Billy Strings Signs to Rounder, Sets Release of New Album “HOME”

If you’re eyes are solely affixed to Texas and Kentucky, and the Outlaw and underground scenes for who may rise up among the ranks of musicians and help save country music, you’re gaze is overshooting one of the most impressive classes of young bluegrass musicians the subgenre has birthed in history. And right atop that class is the Michigan-born and Nashville-based Billy Strings, who is a guitar-playing maestro second to none, and an impressive singer/songwriter to boot.

Billy’s debut 2017 album Turmoil & Tinfoil earned high marks from Saving Country Music, and in 2018, he was named the #2 best live performer only behind the high and mighty Mike and the Moonpies. Now Billy Strings has officially signed to Rounder Records, and will be releasing his latest album HOME on September 27th, 2019. Don’t be surprised if it launches him into the stratosphere of not just bluegrass, but country and Americana, and the world of music beyond where Billy wows crowds from the jam band and rock world, and even jazz and experimental music with his other-worldly improvisation and musical imagination.

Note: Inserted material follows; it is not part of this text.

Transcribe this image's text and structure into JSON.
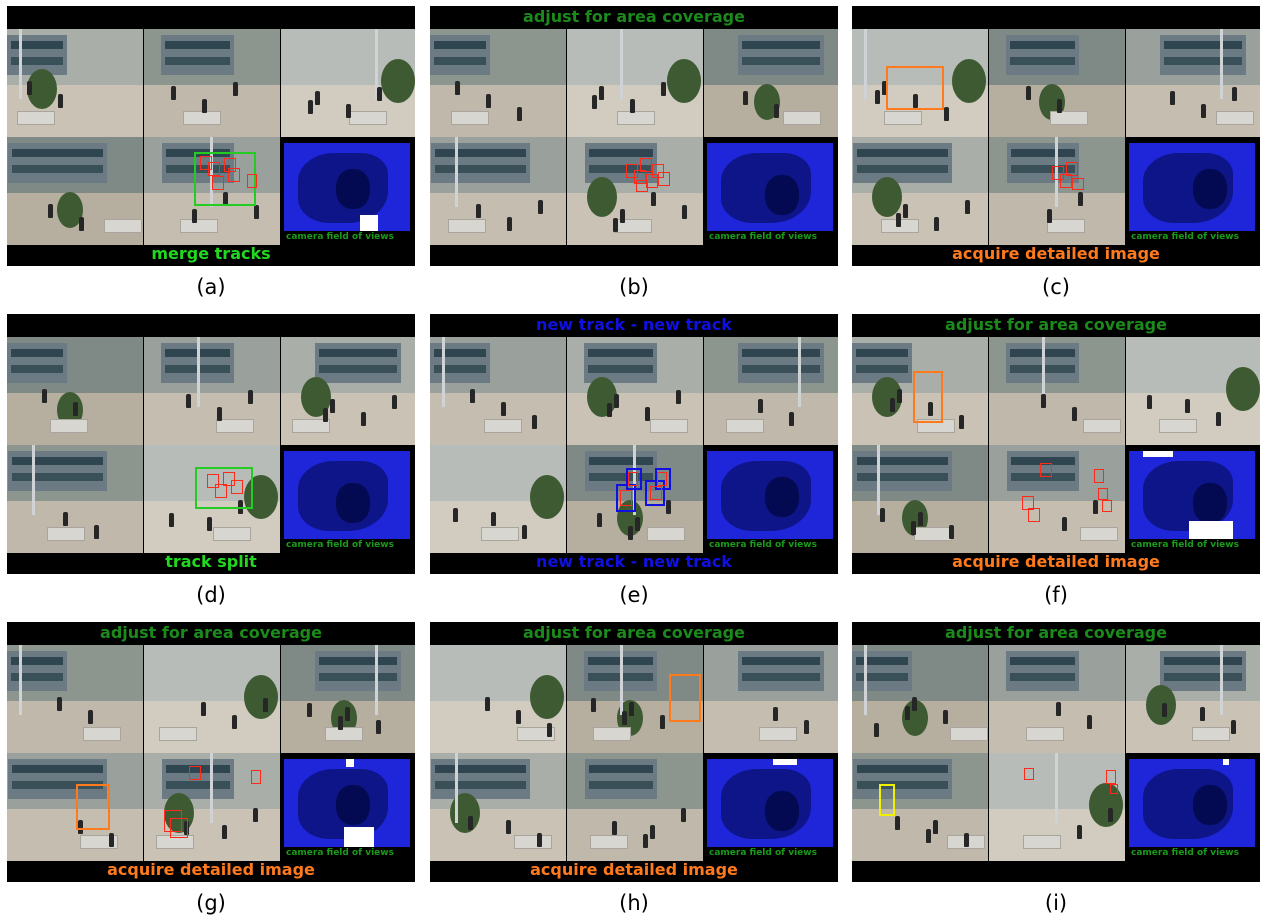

“Rounder has set a very high bar in its nearly 50 years of presenting some of the best virtuosic acoustic music of all time,” says Rounder President John Strohm. Billy is not only an instrumentalist to rival the finest talents on Rounder’s historic roster, but he’s also a phenomenal singer, writer, collaborator, and live performer. It is our great honor and privilege to have the opportunity to work with such a brilliant, innovative young artist to complement Rounder’s outstanding musical tradition.”

HOME was recorded at the legendary Blackbird Studios and Zac Brown-owned Southern Ground in Nashville. Producer Glenn Brown, who worked with Billy on his debut album, returns on the new effort. Also joining Billy Strings in the studio is frequent collaborator and fellow fast rising bluegrass star Molly Tuttle, dobro master Jerry Douglas, along with Billy’s own backing band that’s been playing some 200 shows a year—banjo player Billy Failing, bassist Royal Masat, and mandolin player Jarrod Walker.

As Saving Country Music has said about Billy Strings before, “The only way to describe the Billy Strings live experience is like tripping without acid. The compositional fortitude is so soaring, it opens up recess in your mind that are otherwise inaccessible. In a word, Billy Strings is a modern-day musical virtuoso.”